Yes Id be possibly be interested in a GB on a pd8


----------



## Gobbie1982

iantype-r said:


> Yes Id be possibly be interested in a GB on a pd8


Same here as well please!? group buy on the pd8 would be perfect otherwise I will go for the gb on the PD7.

Thank you.


----------



## tim

I know you're only considering a PTG of a lesser Budget, but after comparing a PD8 to the PosiTest DFT Combo, the PD8 was nearly 30% out on Aluminium panels for me. For Steel it wasn't as bad, but still enough to make me wonder if it was any use at all.

tim


----------



## Guest

I use the Positest DFT Combo and have been very happy with it, in all honesty I have not used any of the paint detective range but have heard good things :thumb:


----------



## paintdetective

tim said:


> I know you're only considering a PTG of a lesser Budget, but after comparing a PD8 to the PosiTest DFT Combo, the PD8 was nearly 30% out on Aluminium panels for me. For Steel it wasn't as bad, but still enough to make me wonder if it was any use at all.
> 
> tim


Hi Tim

If the PD8 you where using was out by 30% this is extremely unusual and it must have been seriously out of calibration. The gauge had probably previously been dropped or very well used without ever having been recalibrated to create this degree of inaccuracy. It would have been a very simple process to re-calibrate the PD8 using the supplied instructions and to confirm its accuracy using the supplied thickness shims/foils. All our gauges are supplied pre-calibrated and measure within the quoted specification tolerances.

Victoria:wave:


----------



## paranoid73

paintdetective said:


> We are just about to start a group buy on the PD7 - watch this space.
> 
> Victoria:wave:


Any idea when you are going to start the Gb?


----------



## Soapy

Hi all, 

I'm interested in either the pd7 or pd8, any news on the proposed group buy.

cheers.


----------



## Soapy

Bump!


----------



## IDwash&wax

Does anyone have got the one that can measure on plastic bumper. Please recommend??.


----------



## raitkens83

Any news on PD8 group buy?


----------



## paranoid73

IDwash&wax said:


> Does anyone have got the one that can measure on plastic bumper. Please recommend??.
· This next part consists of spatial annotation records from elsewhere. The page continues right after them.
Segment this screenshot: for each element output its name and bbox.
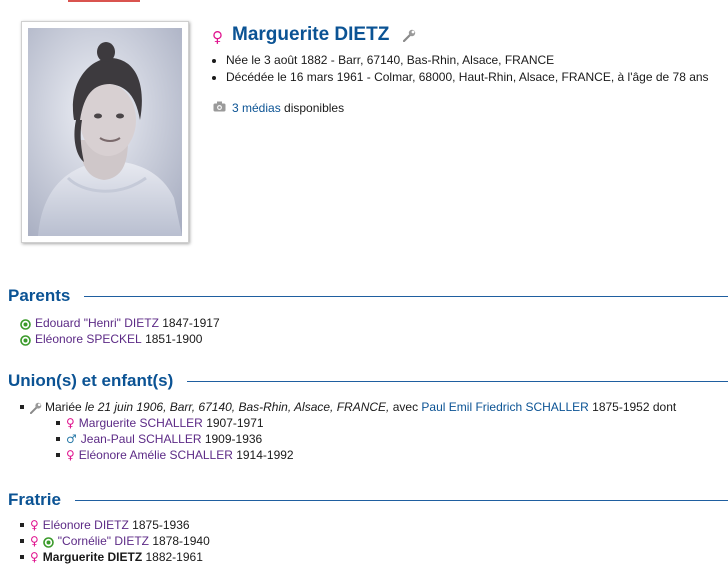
death-fact: Décédée le 16 mars 1961 - Colmar, 68000,… <box>226 69 709 86</box>
child-row: ♂ Jean-Paul SCHALLER 1909-1936 <box>56 431 676 447</box>
media-link[interactable]: 3 médias <box>232 101 281 115</box>
spouse-link[interactable]: Paul Emil Friedrich SCHALLER <box>421 399 588 415</box>
sibling-dates: 1878-1940 <box>149 534 210 548</box>
spouse-dates: 1875-1952 dont <box>588 400 677 414</box>
sibling-dates: 1882-1961 <box>142 550 203 564</box>
parent-dates: 1851-1900 <box>141 332 203 346</box>
siblings-title: Fratrie <box>8 490 61 509</box>
birth-fact: Née le 3 août 1882 - Barr, 67140, Bas-Rh… <box>226 52 709 69</box>
female-icon: ♀ <box>30 534 39 548</box>
person-header: ♀ Marguerite DIETZ <box>212 23 416 47</box>
parents-section-header: Parents <box>8 286 728 306</box>
married-details: le 21 juin 1906, Barr, 67140, Bas-Rhin, … <box>85 400 390 414</box>
portrait-image <box>28 28 182 236</box>
list-bullet <box>20 405 24 409</box>
sibling-row-self: ♀ Marguerite DIETZ 1882-1961 <box>20 549 210 565</box>
marriage-wrench-icon[interactable] <box>29 402 42 414</box>
sibling-dates: 1875-1936 <box>128 518 190 532</box>
parents-title: Parents <box>8 286 71 305</box>
parent-row: Edouard "Henri" DIETZ 1847-1917 <box>20 315 220 331</box>
media-suffix: disponibles <box>280 101 345 115</box>
female-icon: ♀ <box>66 416 75 430</box>
list-bullet <box>56 437 60 441</box>
female-icon: ♀ <box>30 518 39 532</box>
section-divider <box>187 380 728 382</box>
parents-list: Edouard "Henri" DIETZ 1847-1917 Eléonore… <box>20 315 220 347</box>
parent-row: Eléonore SPECKEL 1851-1900 <box>20 331 220 347</box>
list-bullet <box>56 453 60 457</box>
sibling-self-name: Marguerite DIETZ <box>42 550 143 564</box>
parent-link-father[interactable]: Edouard "Henri" DIETZ <box>35 315 159 331</box>
female-icon: ♀ <box>66 448 75 462</box>
female-icon: ♀ <box>30 550 39 564</box>
with-text: avec <box>389 400 422 414</box>
top-accent-bar <box>68 0 140 2</box>
female-icon: ♀ <box>212 28 223 46</box>
media-row: 3 médias disponibles <box>213 100 344 116</box>
child-dates: 1907-1971 <box>202 416 264 430</box>
sibling-link[interactable]: "Cornélie" DIETZ <box>58 533 149 549</box>
vital-facts-list: Née le 3 août 1882 - Barr, 67140, Bas-Rh… <box>212 52 709 86</box>
child-dates: 1914-1992 <box>232 448 294 462</box>
section-divider <box>84 295 728 297</box>
sibling-row: ♀ Eléonore DIETZ 1875-1936 <box>20 517 210 533</box>
child-link[interactable]: Eléonore Amélie SCHALLER <box>79 447 233 463</box>
list-bullet <box>20 539 24 543</box>
siblings-section-header: Fratrie <box>8 490 728 510</box>
child-row: ♀ Marguerite SCHALLER 1907-1971 <box>56 415 676 431</box>
child-link[interactable]: Marguerite SCHALLER <box>79 415 203 431</box>
edit-wrench-icon[interactable] <box>403 29 416 45</box>
marriage-row: Mariée le 21 juin 1906, Barr, 67140, Bas… <box>20 399 676 415</box>
sibling-link[interactable]: Eléonore DIETZ <box>43 517 129 533</box>
parent-dates: 1847-1917 <box>158 316 220 330</box>
parent-link-mother[interactable]: Eléonore SPECKEL <box>35 331 142 347</box>
child-link[interactable]: Jean-Paul SCHALLER <box>81 431 202 447</box>
list-bullet <box>56 421 60 425</box>
child-dates: 1909-1936 <box>201 432 263 446</box>
portrait-photo[interactable] <box>21 21 189 243</box>
list-bullet <box>20 523 24 527</box>
parent-circle-icon <box>20 318 31 330</box>
unions-title: Union(s) et enfant(s) <box>8 371 174 390</box>
child-row: ♀ Eléonore Amélie SCHALLER 1914-1992 <box>56 447 676 463</box>
camera-icon <box>213 101 226 115</box>
married-prefix: Mariée <box>45 400 86 414</box>
section-divider <box>74 499 728 501</box>
unions-list: Mariée le 21 juin 1906, Barr, 67140, Bas… <box>20 399 676 463</box>
unions-section-header: Union(s) et enfant(s) <box>8 371 728 391</box>
list-bullet <box>20 555 24 559</box>
male-icon: ♂ <box>66 432 77 446</box>
parent-circle-icon <box>20 334 31 346</box>
sibling-row: ♀ "Cornélie" DIETZ 1878-1940 <box>20 533 210 549</box>
person-name: Marguerite DIETZ <box>232 24 390 45</box>
ancestor-circle-icon <box>42 536 54 548</box>
siblings-list: ♀ Eléonore DIETZ 1875-1936 ♀ "Cornélie" … <box>20 517 210 565</box>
You need a positector 200, but they are £1500
http://www.defelsko.com/p200/positector200.htm


----------



## Juicy Jen

I'd be interested in the group buy for the PD8 too


----------



## mu71rd

i'd be interested in a GB for the PD7 - but am looking to buy soon. 

any updates on this? the carrot can only dangle for so long...


----------



## paranoid73

Has this Gb died? dosnt seem to be any proress!


----------



## mu71rd

Bump??


----------



## -Stu-

I have PM'd Victoria in regards to the aforementioned GB. Just waiting to here back.


----------